When was this published? I can't see a date. The Intel reference seems old, this stuff is still relevant today though.
Also no mention of all those GPUs used for AI LLMs of late.
Solar farms have made it much cheaper to expand electricity production, but the point of this article is still true: efficiency gains in data centers have a compounding effect.
I don't think this is the kind of generation they are talking about.
Solar is intermittent and you would need expensive energy storage to even things out.
I guess unless you can shift your compute usage to match production. Maybe that would work? But then your compute utilization is pry suboptimal. Why own hardware that is only in use 8-12hrs a day?

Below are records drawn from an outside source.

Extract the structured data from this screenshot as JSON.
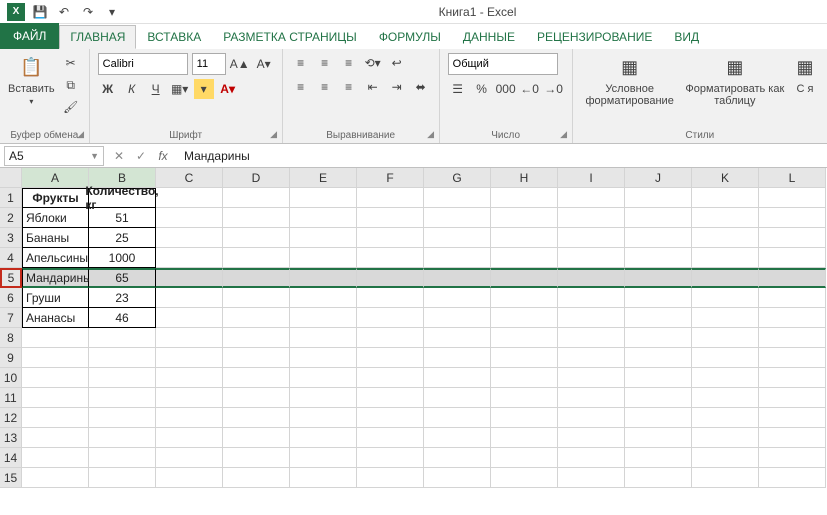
{
  "titlebar": {
    "title": "Книга1 - Excel"
  },
  "tabs": {
    "file": "ФАЙЛ",
    "items": [
      "ГЛАВНАЯ",
      "ВСТАВКА",
      "РАЗМЕТКА СТРАНИЦЫ",
      "ФОРМУЛЫ",
      "ДАННЫЕ",
      "РЕЦЕНЗИРОВАНИЕ",
      "ВИД"
    ],
    "active": "ГЛАВНАЯ"
  },
  "ribbon": {
    "clipboard": {
      "paste": "Вставить",
      "glyph_paste": "📋",
      "glyph_cut": "✂",
      "glyph_copy": "⧉",
      "glyph_fmt": "🖌",
      "label": "Буфер обмена"
    },
    "font": {
      "name": "Calibri",
      "size": "11",
      "bold": "Ж",
      "italic": "К",
      "underline": "Ч",
      "grow": "A▲",
      "shrink": "A▾",
      "label": "Шрифт"
    },
    "alignment": {
      "label": "Выравнивание",
      "wrap": "↩",
      "merge": "⬌"
    },
    "number": {
      "format": "Общий",
      "label": "Число",
      "currency": "☰",
      "percent": "%",
      "thousands": "000",
      "inc": "←0",
      "dec": "→0"
    },
    "styles": {
      "cond": {
        "icon": "▦",
        "label": "Условное форматирование"
      },
      "table": {
        "icon": "▦",
        "label": "Форматировать как таблицу"
      },
      "cell": {
        "icon": "▦",
        "label": "С я"
      },
      "label": "Стили"
    }
  },
  "formula_bar": {
    "name_box": "A5",
    "fx": "fx",
    "value": "Мандарины"
  },
  "grid": {
    "columns": [
      "A",
      "B",
      "C",
      "D",
      "E",
      "F",
      "G",
      "H",
      "I",
      "J",
      "K",
      "L"
    ],
    "row_count": 15,
    "selected_row": 5,
    "headers": [
      "Фрукты",
      "Количество, кг"
    ],
    "rows": [
      {
        "a": "Яблоки",
        "b": "51"
      },
      {
        "a": "Бананы",
        "b": "25"
      },
      {
        "a": "Апельсины",
        "b": "1000"
      },
      {
        "a": "Мандарины",
        "b": "65"
      },
      {
        "a": "Груши",
        "b": "23"
      },
      {
        "a": "Ананасы",
        "b": "46"
      }
    ]
  },
  "chart_data": {
    "type": "table",
    "title": "Количество, кг",
    "categories": [
      "Яблоки",
      "Бананы",
      "Апельсины",
      "Мандарины",
      "Груши",
      "Ананасы"
    ],
    "values": [
      51,
      25,
      1000,
      65,
      23,
      46
    ]
  }
}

The web software I've seen has multiple layers and parts with much larger latencies than that. Requests going through all kinds of layers that are geographically distributed, spammy responses, slow database queries etc. (Postgresql by default doesn't even log anything under 10 ms).
Maybe for FPS games it doesn't make so much sense but for everything else...
https://en.wikipedia.org/wiki/Tricastin_Nuclear_Power_Plant
- "Three out of four reactors were used for powering the Eurodif Uranium enrichment factory until 2012, the year that Eurodif was closed."